Commodesk, 29 novembre 2011
Droit de propriété sur les semences : l’agro-industrie obtient sa redevance
Après un débat vif, les députés ont voté la loi sur le Certificat d’obtention végétale, qui supprime le droit de ressemer librement sa propre récolte sans verser de taxe. Les élus UMP, et le ministre de l’agriculture Bruno Lemaire, ont rejeté tous les amendements proposés par l’opposition de gauche. L’industrie semencière peut être satisfaite, tandis que la Confédération paysanne appelle à l’abrogation de la loi, et à son boycott.

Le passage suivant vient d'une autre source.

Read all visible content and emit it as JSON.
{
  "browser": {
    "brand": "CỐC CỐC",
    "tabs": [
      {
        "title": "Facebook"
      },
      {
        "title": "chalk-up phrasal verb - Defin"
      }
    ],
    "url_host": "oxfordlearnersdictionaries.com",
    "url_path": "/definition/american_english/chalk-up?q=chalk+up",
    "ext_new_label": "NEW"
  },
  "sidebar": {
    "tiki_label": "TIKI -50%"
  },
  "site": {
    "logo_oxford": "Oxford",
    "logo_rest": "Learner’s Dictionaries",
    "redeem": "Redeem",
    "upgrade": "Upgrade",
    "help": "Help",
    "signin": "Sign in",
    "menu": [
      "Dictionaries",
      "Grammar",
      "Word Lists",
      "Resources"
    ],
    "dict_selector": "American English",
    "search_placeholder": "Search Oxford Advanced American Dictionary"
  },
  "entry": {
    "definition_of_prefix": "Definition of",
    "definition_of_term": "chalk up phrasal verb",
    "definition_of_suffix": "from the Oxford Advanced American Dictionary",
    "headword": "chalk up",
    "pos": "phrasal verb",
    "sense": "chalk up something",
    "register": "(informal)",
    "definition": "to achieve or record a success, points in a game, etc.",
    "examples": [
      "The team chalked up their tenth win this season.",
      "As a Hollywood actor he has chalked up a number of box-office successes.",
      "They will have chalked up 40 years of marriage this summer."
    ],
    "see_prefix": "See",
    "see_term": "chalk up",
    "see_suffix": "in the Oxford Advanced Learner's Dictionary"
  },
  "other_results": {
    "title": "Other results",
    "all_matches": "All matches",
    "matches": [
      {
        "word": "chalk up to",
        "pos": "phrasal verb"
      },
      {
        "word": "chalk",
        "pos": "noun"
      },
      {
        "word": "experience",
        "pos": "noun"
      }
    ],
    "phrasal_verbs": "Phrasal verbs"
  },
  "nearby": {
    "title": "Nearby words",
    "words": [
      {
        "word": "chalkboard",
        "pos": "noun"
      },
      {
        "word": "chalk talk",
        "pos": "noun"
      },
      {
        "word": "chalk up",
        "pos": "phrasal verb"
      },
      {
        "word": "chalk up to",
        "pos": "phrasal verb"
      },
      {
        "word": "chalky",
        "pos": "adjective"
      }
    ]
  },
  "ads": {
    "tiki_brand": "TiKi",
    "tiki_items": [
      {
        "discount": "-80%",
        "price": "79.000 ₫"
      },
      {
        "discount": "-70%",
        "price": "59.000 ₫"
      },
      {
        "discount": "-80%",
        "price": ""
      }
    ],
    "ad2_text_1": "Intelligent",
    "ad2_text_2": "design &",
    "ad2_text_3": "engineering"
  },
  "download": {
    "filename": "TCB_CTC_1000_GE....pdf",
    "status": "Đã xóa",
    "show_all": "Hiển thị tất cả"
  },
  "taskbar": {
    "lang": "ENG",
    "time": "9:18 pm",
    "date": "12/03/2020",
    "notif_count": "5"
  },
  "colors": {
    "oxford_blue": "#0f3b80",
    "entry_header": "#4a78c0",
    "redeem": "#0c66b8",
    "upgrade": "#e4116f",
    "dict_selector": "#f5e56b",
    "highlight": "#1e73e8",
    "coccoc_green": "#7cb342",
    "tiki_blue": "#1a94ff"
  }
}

Orge, avoine, blé, pois, trèfle, luzerne…. 21 variétés de semences seront soumises à une taxe, la Contribution volontaire obligatoire, si l’on veut les replanter (lire notre précédent article à ce sujet). Un droit de propriété sur les semences que viennent de voter les députés UMP à l’Assemblée. Pire : les semences de ferme pour les autres espèces (cultures intermédiaires, légumes, soja) sont interdites. « Les paysans qui ne respecteront pas cette loi seront des contrefacteurs, donc des délinquants », proteste la confédération paysanne. Les éleveurs qui, souvent, réutilisent leurs semences pour des cultures destinées à nourrir leurs bêtes, sont les premiers visés. Les grands semenciers (Limagrain, Monsanto, Syngenta, Vilmorin, Pioneer Semences…), qui percevront une partie de la « contribution volontaire obligatoire », auront bientôt « la mainmise totale sur les semences alors qu’actuellement ils ne fournissent que 50% des volumes, avertit le syndicat agricole. Nous nous trouverons alors dans une totale dépendance qui peut mettre en péril la capacité même à ensemencer tous nos champs. » Comment en est-on arrivé là ?
Le débat a pourtant été vif à l’Assemblée. D’un côté, la gauche et les écologistes. De l’autre, l’UMP, le ministre de l’Agriculture Bruno Lemaire et Xavier Beulin, président de la FNSEA et dirigeant de la pieuvre agroalimentaire Sofiproteol. « Nous considérons que le droit des agriculteurs de réutiliser une partie de leur récolte est un droit inaliénable auquel nous n’avons pas à déroger », leur lance le député socialiste Germinal Peiro. Avec sa collègue écologiste Anny Poursinoff, il est monté au créneau pour défendre des amendements visant à limiter la portée de la nouvelle loi sur le Certificat d’obtention végétale (COV).
La moitié des agriculteurs français concernés
En face, le député UMP Thierry Lazaro, rapporteur de la commission des affaires économiques, défend le texte avec zèle, aux côtés du ministre de l’Agriculture. Ils invoquent à tour de rôle l’importance de la propriété intellectuelle (des seuls semenciers) ou une nécessaire harmonisation entre droit français et droit européen (voir également notre article). L’un des objectifs des amendements proposés par la gauche était l’élargissement des cultures exemptés de taxe [1] Cet amendement « inverse la logique du texte », s’est insurgé Bruno Lemaire, qui estime « qu’il y a lieu de restreindre de façon positive la liste des espèces qui peuvent bénéficier de cette exemption afin de coller au plus près à la réalité des pratiques agricoles ». Une « restriction positive » qui profite directement à l’industrie semencière. An vendant ses semences, elle devient aussi propriétaires des graines tirées de leur récolte.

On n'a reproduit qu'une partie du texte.